Reverse Transcription-Polymerase Chain Reaction(RT-PCR)

Sebagian besar komponen genetik virus tanaman adalah RNA, terutama jenis-jenis viroid yang hanya terdiri dari RNA. Untuk melipat gandakan DNA dari cetakan yang berupa RNA maka sebelumnya perlu dilakukan sebuah tahapan yaitu transkripsi balik (reverse transcription). Pada tahap ini cetakan RNA terlebih dahulu diubah menjadi cDNA (complementary DNA) menggunakan enzim reverse transcriptase.

Metode Polymerase Chain Reaction (PCR) merupakan metode deteksi yang sensitif dan cepat dalam mendeteksi virus. PCR merupakan sebuah metode yang digunakan untuk memperbanyak suatu fragmen DNA yang spesifik secara invitro. Posisi fragmen DNA yang spesifik tersebut ditentukan oleh sepasang primer yang akan menjadi cetakan awal untuk proses perbanyakan fragmen DNA selanjutnya dengan bantuan enzim polimerase dan deoxyribonucleotide triposphate (dNTPs) yang dikondisikan pada suhu tertentu. Fragmen DNA, yang pada awalnya terdapat dalam konsentrasi yang sangat rendah akan diperbanyak menjadi cetakan fragmen DNA baru yang cukup untuk dapat divisualisasi pada gel agarosa (Badan Karantina Tanaman 2009).

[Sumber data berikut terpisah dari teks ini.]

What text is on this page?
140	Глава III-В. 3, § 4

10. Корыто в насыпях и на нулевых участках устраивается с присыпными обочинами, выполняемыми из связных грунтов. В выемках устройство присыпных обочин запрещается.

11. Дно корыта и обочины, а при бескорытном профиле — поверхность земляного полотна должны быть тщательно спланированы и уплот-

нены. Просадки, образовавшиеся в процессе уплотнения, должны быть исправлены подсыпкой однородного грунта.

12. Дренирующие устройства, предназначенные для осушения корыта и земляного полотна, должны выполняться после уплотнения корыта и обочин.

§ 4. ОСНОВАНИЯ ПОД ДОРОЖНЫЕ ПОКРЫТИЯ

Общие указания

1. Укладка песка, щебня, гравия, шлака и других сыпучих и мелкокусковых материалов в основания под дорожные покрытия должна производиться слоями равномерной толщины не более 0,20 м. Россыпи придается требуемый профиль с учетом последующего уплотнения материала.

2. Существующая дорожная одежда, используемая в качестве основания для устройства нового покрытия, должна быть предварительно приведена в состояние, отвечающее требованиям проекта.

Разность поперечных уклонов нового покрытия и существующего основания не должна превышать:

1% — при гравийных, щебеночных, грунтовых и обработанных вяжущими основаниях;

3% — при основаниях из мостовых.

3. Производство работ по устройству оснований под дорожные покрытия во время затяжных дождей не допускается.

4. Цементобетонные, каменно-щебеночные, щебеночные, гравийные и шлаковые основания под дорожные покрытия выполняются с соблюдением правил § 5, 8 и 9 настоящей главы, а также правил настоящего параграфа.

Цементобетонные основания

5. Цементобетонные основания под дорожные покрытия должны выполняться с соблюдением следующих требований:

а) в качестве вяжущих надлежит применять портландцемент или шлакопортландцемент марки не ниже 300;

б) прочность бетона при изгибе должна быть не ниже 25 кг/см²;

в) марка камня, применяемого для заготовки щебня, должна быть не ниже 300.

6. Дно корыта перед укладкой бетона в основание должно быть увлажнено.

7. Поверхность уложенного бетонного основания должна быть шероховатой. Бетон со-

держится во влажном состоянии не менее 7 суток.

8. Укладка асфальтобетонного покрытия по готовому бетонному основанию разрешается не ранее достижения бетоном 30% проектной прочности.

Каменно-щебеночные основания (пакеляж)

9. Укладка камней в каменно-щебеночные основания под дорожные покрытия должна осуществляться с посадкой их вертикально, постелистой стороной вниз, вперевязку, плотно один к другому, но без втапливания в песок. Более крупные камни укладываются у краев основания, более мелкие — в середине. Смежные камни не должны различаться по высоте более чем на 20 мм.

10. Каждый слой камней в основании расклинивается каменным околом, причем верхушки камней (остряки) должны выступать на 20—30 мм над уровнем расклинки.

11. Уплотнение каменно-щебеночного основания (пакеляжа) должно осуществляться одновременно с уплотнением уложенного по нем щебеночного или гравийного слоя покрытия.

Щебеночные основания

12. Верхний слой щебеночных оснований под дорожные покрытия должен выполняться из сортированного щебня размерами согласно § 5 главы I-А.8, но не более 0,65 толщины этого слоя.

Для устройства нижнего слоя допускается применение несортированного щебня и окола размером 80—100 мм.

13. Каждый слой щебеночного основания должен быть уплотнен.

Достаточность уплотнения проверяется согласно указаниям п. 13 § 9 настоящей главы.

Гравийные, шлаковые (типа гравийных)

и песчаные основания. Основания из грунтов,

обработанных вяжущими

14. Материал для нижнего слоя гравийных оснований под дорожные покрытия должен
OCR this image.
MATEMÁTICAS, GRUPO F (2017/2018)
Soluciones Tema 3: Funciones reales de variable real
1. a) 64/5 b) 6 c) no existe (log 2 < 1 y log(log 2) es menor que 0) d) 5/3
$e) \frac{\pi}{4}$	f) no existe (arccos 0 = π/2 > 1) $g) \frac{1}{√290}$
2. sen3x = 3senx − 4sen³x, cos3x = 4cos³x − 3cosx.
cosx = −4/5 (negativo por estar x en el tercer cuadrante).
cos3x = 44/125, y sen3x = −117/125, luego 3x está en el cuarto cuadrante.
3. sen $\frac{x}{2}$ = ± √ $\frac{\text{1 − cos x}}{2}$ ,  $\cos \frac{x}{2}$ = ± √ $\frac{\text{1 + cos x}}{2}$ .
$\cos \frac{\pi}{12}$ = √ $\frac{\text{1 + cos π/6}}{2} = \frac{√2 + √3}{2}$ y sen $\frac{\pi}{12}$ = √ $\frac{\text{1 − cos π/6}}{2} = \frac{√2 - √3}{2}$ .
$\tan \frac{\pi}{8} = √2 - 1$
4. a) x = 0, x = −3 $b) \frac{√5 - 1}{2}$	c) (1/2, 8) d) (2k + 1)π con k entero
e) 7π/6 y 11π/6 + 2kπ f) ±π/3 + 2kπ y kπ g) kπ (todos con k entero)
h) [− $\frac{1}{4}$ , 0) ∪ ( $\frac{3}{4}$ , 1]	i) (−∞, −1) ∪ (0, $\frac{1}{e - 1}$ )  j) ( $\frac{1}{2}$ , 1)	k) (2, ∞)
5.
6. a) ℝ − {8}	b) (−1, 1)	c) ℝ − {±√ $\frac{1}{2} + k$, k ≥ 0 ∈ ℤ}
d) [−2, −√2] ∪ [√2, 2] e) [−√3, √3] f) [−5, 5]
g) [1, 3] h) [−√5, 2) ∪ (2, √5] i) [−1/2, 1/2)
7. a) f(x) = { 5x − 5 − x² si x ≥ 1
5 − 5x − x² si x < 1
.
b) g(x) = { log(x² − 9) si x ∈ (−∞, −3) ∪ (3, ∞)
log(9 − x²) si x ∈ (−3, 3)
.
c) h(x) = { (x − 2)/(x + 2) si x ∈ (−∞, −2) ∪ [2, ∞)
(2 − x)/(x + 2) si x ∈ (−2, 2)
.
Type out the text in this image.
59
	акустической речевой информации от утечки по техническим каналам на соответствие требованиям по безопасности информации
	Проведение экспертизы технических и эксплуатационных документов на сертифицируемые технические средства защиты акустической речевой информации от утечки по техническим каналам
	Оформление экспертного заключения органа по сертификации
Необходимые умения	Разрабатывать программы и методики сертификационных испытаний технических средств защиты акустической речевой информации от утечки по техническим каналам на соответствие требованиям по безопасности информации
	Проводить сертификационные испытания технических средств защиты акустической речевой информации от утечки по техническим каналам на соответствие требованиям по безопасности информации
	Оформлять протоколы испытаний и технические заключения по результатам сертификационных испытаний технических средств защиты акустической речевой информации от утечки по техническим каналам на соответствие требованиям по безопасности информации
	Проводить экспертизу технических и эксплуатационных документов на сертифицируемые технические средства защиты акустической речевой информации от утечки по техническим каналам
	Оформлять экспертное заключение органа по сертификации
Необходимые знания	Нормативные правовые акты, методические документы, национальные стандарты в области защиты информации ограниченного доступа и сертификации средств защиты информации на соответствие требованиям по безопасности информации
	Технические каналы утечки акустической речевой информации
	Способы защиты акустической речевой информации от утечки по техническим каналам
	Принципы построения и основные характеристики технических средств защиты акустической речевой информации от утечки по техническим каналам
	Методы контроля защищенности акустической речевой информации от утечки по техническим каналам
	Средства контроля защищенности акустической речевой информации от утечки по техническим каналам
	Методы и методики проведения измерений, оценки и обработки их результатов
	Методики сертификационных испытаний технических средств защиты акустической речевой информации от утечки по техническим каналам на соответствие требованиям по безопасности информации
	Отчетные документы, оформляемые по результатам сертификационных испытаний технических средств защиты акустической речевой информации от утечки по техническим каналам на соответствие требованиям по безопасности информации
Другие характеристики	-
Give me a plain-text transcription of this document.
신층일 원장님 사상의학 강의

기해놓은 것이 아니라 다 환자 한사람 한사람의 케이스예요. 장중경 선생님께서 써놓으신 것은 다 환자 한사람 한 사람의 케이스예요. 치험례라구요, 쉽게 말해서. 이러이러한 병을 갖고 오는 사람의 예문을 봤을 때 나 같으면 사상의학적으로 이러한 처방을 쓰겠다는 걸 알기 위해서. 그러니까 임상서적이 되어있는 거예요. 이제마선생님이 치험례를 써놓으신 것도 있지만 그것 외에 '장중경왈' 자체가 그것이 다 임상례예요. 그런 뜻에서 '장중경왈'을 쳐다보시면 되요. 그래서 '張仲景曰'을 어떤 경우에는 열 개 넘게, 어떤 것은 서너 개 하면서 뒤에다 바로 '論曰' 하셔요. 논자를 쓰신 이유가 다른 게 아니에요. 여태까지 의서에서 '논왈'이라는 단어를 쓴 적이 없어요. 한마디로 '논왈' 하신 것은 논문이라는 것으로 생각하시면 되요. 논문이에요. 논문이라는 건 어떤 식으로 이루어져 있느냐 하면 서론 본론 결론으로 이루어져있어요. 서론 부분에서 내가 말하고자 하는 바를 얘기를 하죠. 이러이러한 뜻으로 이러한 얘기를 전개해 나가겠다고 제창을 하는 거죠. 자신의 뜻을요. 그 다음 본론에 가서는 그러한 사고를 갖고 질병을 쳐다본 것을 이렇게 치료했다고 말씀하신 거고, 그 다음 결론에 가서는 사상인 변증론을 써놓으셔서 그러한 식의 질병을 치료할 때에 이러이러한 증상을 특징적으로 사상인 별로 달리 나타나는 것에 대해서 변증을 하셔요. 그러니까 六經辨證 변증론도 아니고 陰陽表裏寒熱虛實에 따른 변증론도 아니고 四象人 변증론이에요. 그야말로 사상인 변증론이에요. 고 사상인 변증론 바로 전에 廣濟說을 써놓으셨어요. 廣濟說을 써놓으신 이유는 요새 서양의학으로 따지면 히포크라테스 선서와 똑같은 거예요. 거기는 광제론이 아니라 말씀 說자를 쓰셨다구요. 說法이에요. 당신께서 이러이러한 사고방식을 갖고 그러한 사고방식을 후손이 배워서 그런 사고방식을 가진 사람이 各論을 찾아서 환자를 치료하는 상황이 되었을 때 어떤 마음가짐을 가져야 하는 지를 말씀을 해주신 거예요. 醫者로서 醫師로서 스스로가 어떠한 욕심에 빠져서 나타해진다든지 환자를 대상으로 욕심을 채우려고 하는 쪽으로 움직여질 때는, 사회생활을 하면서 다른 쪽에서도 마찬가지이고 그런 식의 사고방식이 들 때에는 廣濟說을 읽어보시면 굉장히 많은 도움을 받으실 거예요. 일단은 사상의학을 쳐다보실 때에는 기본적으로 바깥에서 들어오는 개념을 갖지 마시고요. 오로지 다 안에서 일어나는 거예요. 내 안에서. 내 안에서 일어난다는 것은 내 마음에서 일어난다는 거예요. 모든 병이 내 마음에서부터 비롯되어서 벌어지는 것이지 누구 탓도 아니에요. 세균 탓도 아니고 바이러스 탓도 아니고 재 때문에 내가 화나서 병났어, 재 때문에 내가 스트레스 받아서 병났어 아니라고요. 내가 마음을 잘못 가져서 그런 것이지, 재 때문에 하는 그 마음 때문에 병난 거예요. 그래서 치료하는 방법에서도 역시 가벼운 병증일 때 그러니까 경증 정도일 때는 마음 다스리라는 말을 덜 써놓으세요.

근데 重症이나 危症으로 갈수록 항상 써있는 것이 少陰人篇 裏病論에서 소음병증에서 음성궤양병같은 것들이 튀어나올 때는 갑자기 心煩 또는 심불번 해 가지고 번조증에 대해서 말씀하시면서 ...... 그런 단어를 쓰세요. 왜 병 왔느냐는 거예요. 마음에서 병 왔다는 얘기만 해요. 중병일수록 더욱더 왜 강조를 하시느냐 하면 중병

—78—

Secara prinsip, PCR merupakan proses yang diulang-ulang antara 20–30 kali. Setiap siklus terdiri dari tiga tahap. Berikut adalah tiga tahap kerja PCR dalam satu siklus:

1. Tahap peleburan (melting) atau denaturasi. Pada tahap ini (berlangsung pada suhu tinggi, 94–96 °C) ikatan hidrogen DNA terputus (denaturasi) dan DNA menjadi berutas tunggal. Biasanya pada tahap awal PCR tahap ini dilakukan agak lama (sampai 5 menit) untuk memastikan semua berkas DNA terpisah. Pemisahan ini DNA tidak stabil dan siap menjadi template bagi primer. Durasi tahap ini 1–2 menit.

2. Tahap penempelan atau annealing. Primer menempel pada bagian DNA template yang komplementer urutan basanya. Ini dilakukan pada suhu antara 45–60 °C. Penempelan ini bersifat spesifik. Suhu yang tidak tepat menyebabkan tidak terjadinya penempelan atau primer menempel di sembarang tempat. Durasi tahap ini 1–2 menit.

3. Tahap pemanjangan atau elongasi. Suhu untuk proses ini tergantung dari jenis DNA polymerase yang dipakai. Dengan Taq-polymerase, proses ini biasanya dilakukan pada suhu 76 °C. Durasi tahap ini biasanya 1 menit.